A System Out of Time
Betelgeuse and Siwarha were born together, likely from the same cloud of gas. But because of the quirks of stellar evolution, Betelgeuse raced ahead, growing large and unstable while Siwarha lagged behind. In the words of Howell, “It’s starting to become a real star, but unfortunately it’ll never make it.”
Betelgeuse’s enormous gravity is already disrupting Siwarha’s path, and the younger star may never get the chance to fully ignite. Either Betelgeuse will engulf it, or the shockwave from Betelgeuse’s eventual explosion will destroy it.
In the meantime, astronomers will have another chance to observe Siwarha in November 2027, when it again reaches its furthest point from Betelgeuse’s glare. That window may offer clearer views and more precise measurements of the doomed companion.
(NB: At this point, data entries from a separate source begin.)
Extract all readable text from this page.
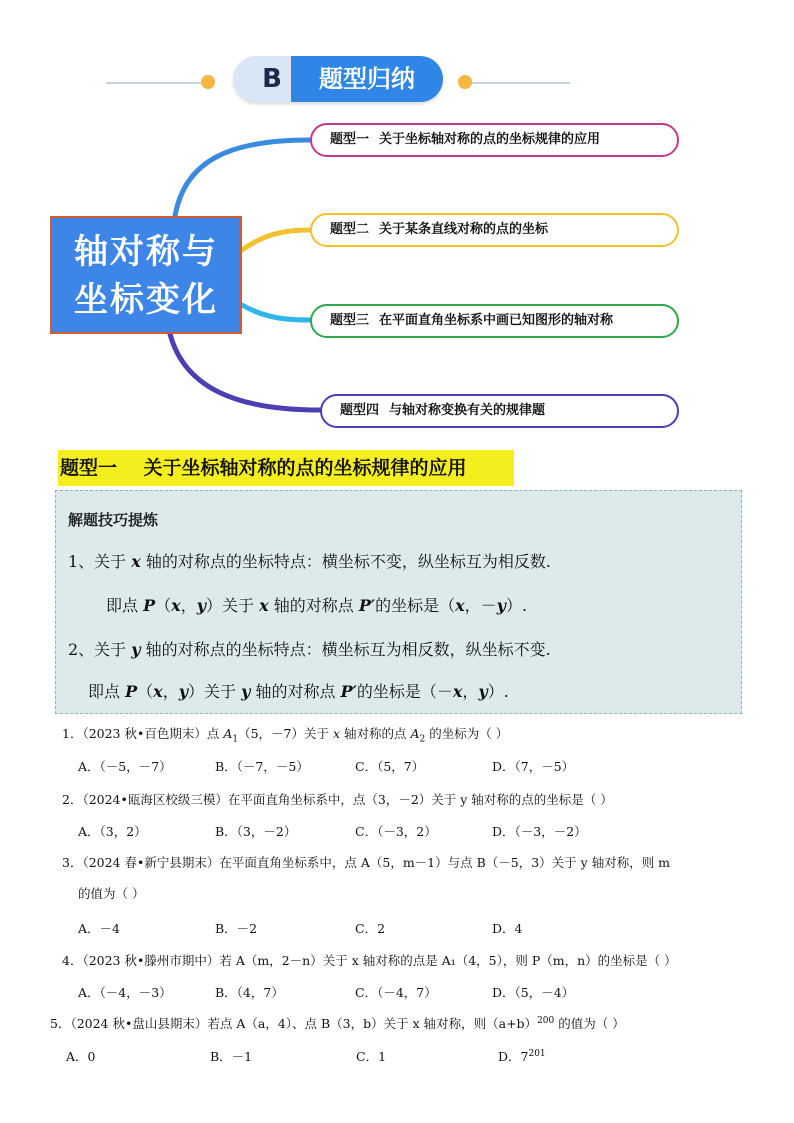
B	题型归纳
轴对称与
坐标变化
题型一 关于坐标轴对称的点的坐标规律的应用
题型二 关于某条直线对称的点的坐标
题型三 在平面直角坐标系中画已知图形的轴对称
题型四 与轴对称变换有关的规律题
题型一    关于坐标轴对称的点的坐标规律的应用
解题技巧提炼
1、关于 x 轴的对称点的坐标特点：横坐标不变，纵坐标互为相反数.
即点 P（x，y）关于 x 轴的对称点 P′的坐标是（x，－y）.
2、关于 y 轴的对称点的坐标特点：横坐标互为相反数，纵坐标不变.
即点 P（x，y）关于 y 轴的对称点 P′的坐标是（－x，y）.
1．（2023 秋•百色期末）点 $A_1(5$，－7）关于 x 轴对称的点 $A_2$ 的坐标为（ ）
A．（－5，－7）	B．（－7，－5）	C．（5，7）	D．（7，－5）
2．（2024•瓯海区校级三模）在平面直角坐标系中，点（3，－2）关于 y 轴对称的点的坐标是（ ）
A．（3，2）	B．（3，－2）	C．（－3，2）	D．（－3，－2）
3．（2024 春•新宁县期末）在平面直角坐标系中，点 A（5，m－1）与点 B（－5，3）关于 y 轴对称，则 m
的值为（ ）
A．－4	B．－2	C．2	D．4
4．（2023 秋•滕州市期中）若 A（m，2－n）关于 x 轴对称的点是 A₁（4，5），则 P（m，n）的坐标是（ ）
A．（－4，－3）	B．（4，7）	C．（－4，7）	D．（5，－4）
5．（2024 秋•盘山县期末）若点 A（a，4）、点 B（3，b）关于 x 轴对称，则$(a+b)^{200}$ 的值为（ ）
A．0	B．－1	C．1	D．$7^{201}$
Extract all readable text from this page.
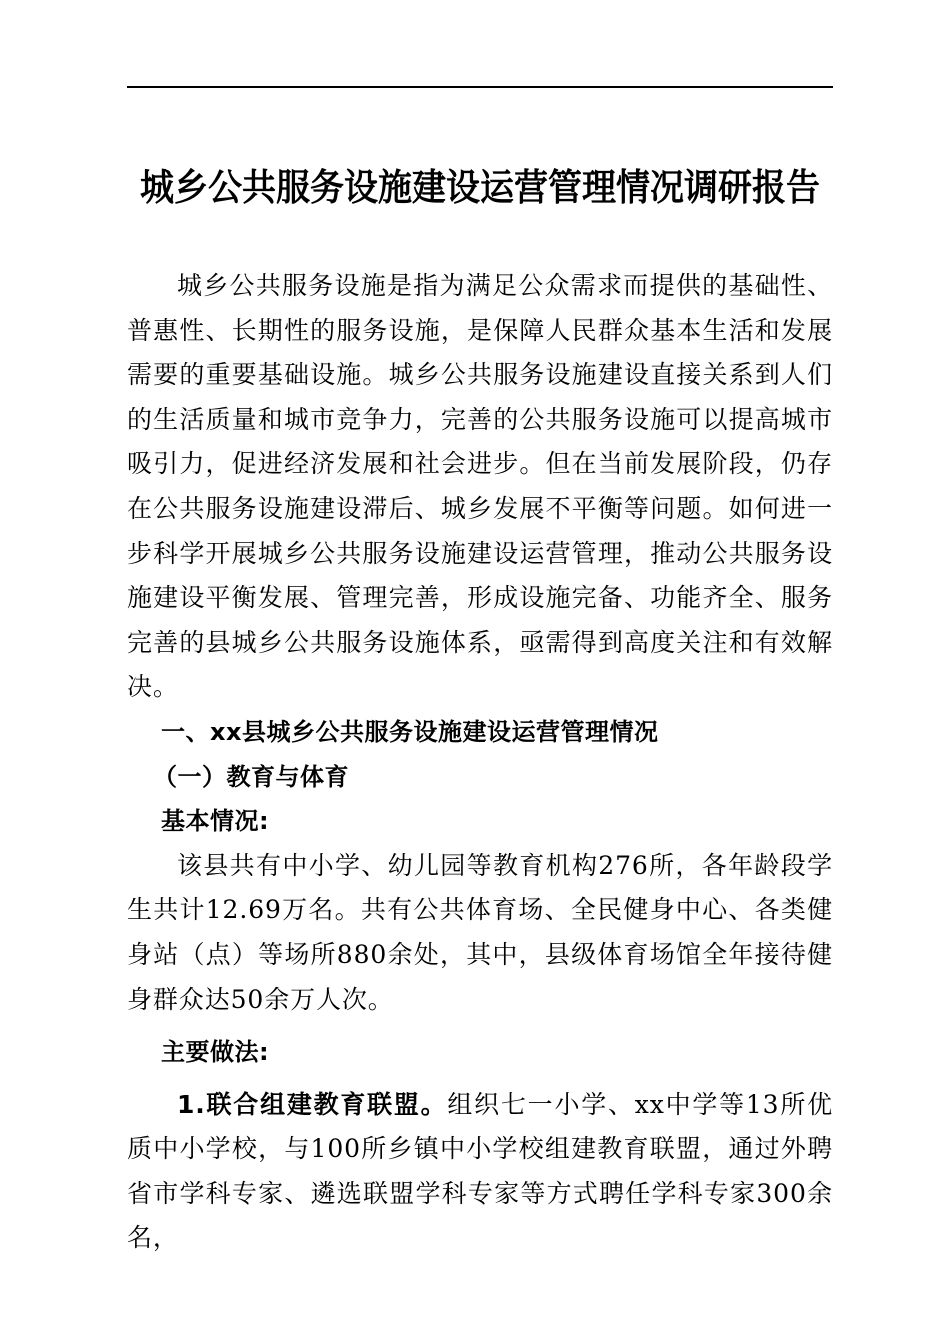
城乡公共服务设施建设运营管理情况调研报告

城乡公共服务设施是指为满足公众需求而提供的基础性、普惠性、长期性的服务设施，是保障人民群众基本生活和发展需要的重要基础设施。城乡公共服务设施建设直接关系到人们的生活质量和城市竞争力，完善的公共服务设施可以提高城市吸引力，促进经济发展和社会进步。但在当前发展阶段，仍存在公共服务设施建设滞后、城乡发展不平衡等问题。如何进一步科学开展城乡公共服务设施建设运营管理，推动公共服务设施建设平衡发展、管理完善，形成设施完备、功能齐全、服务完善的县城乡公共服务设施体系，亟需得到高度关注和有效解决。

一、xx县城乡公共服务设施建设运营管理情况

（一）教育与体育

基本情况:

该县共有中小学、幼儿园等教育机构276所，各年龄段学生共计12.69万名。共有公共体育场、全民健身中心、各类健身站（点）等场所880余处，其中，县级体育场馆全年接待健身群众达50余万人次。

主要做法:

1.联合组建教育联盟。组织七一小学、xx中学等13所优质中小学校，与100所乡镇中小学校组建教育联盟，通过外聘省市学科专家、遴选联盟学科专家等方式聘任学科专家300余名，
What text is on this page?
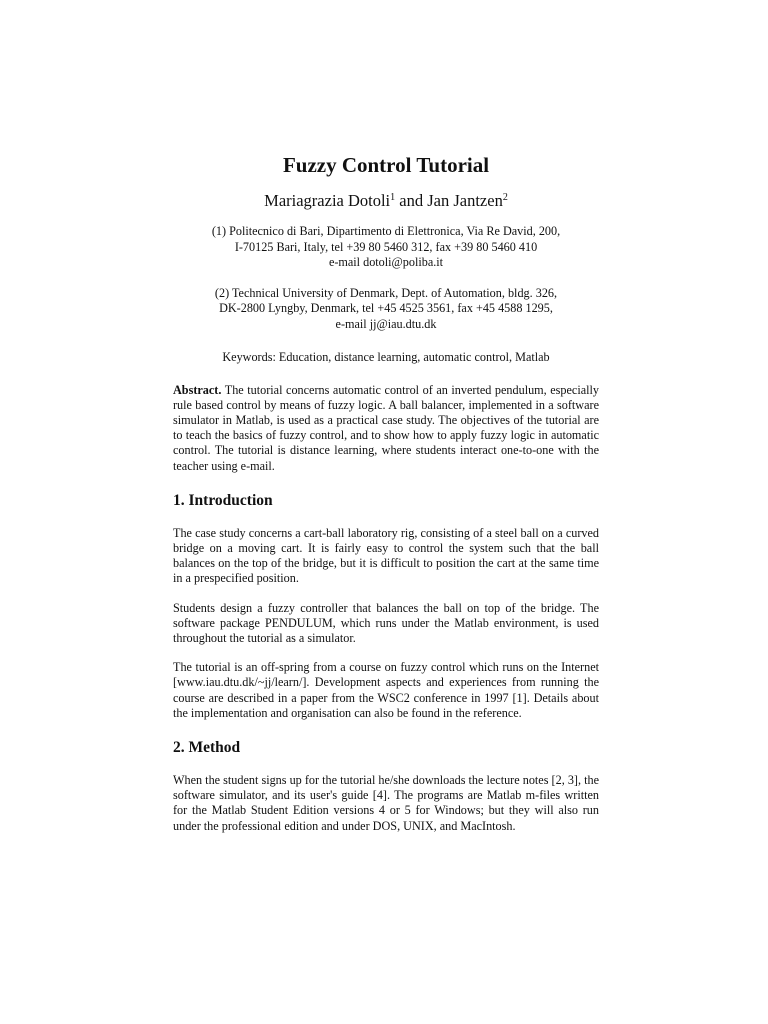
Fuzzy Control Tutorial
Mariagrazia Dotoli$^1$ and Jan Jantzen$^2$
(1) Politecnico di Bari, Dipartimento di Elettronica, Via Re David, 200,
I-70125 Bari, Italy, tel +39 80 5460 312, fax +39 80 5460 410
e-mail dotoli@poliba.it
(2) Technical University of Denmark, Dept. of Automation, bldg. 326,
DK-2800 Lyngby, Denmark, tel +45 4525 3561, fax +45 4588 1295,
e-mail jj@iau.dtu.dk
Keywords: Education, distance learning, automatic control, Matlab
Abstract. The tutorial concerns automatic control of an inverted pendulum, especially rule based control by means of fuzzy logic. A ball balancer, implemented in a software simulator in Matlab, is used as a practical case study. The objectives of the tutorial are to teach the basics of fuzzy control, and to show how to apply fuzzy logic in automatic control. The tutorial is distance learning, where students interact one-to-one with the teacher using e-mail.
1. Introduction
The case study concerns a cart-ball laboratory rig, consisting of a steel ball on a curved bridge on a moving cart. It is fairly easy to control the system such that the ball balances on the top of the bridge, but it is difficult to position the cart at the same time in a prespecified position.
Students design a fuzzy controller that balances the ball on top of the bridge. The software package PENDULUM, which runs under the Matlab environment, is used throughout the tutorial as a simulator.
The tutorial is an off-spring from a course on fuzzy control which runs on the Internet [www.iau.dtu.dk/~jj/learn/]. Development aspects and experiences from running the course are described in a paper from the WSC2 conference in 1997 [1]. Details about the implementation and organisation can also be found in the reference.
2. Method
When the student signs up for the tutorial he/she downloads the lecture notes [2, 3], the software simulator, and its user's guide [4]. The programs are Matlab m-files written for the Matlab Student Edition versions 4 or 5 for Windows; but they will also run under the professional edition and under DOS, UNIX, and MacIntosh.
But even now, this discovery reshapes how scientists think about red supergiants. Many such stars show similar long-period variability, and the Betelgeuse–Siwarha system offers a compelling template. Perhaps, Howell suggested, more dying giants are concealing small, close-knit companions in their radiant shrouds.
As Betelgeuse inches toward its explosive finale, it does so with a partner in tow.
The findings appeared in The Astrophysical Journal Letters.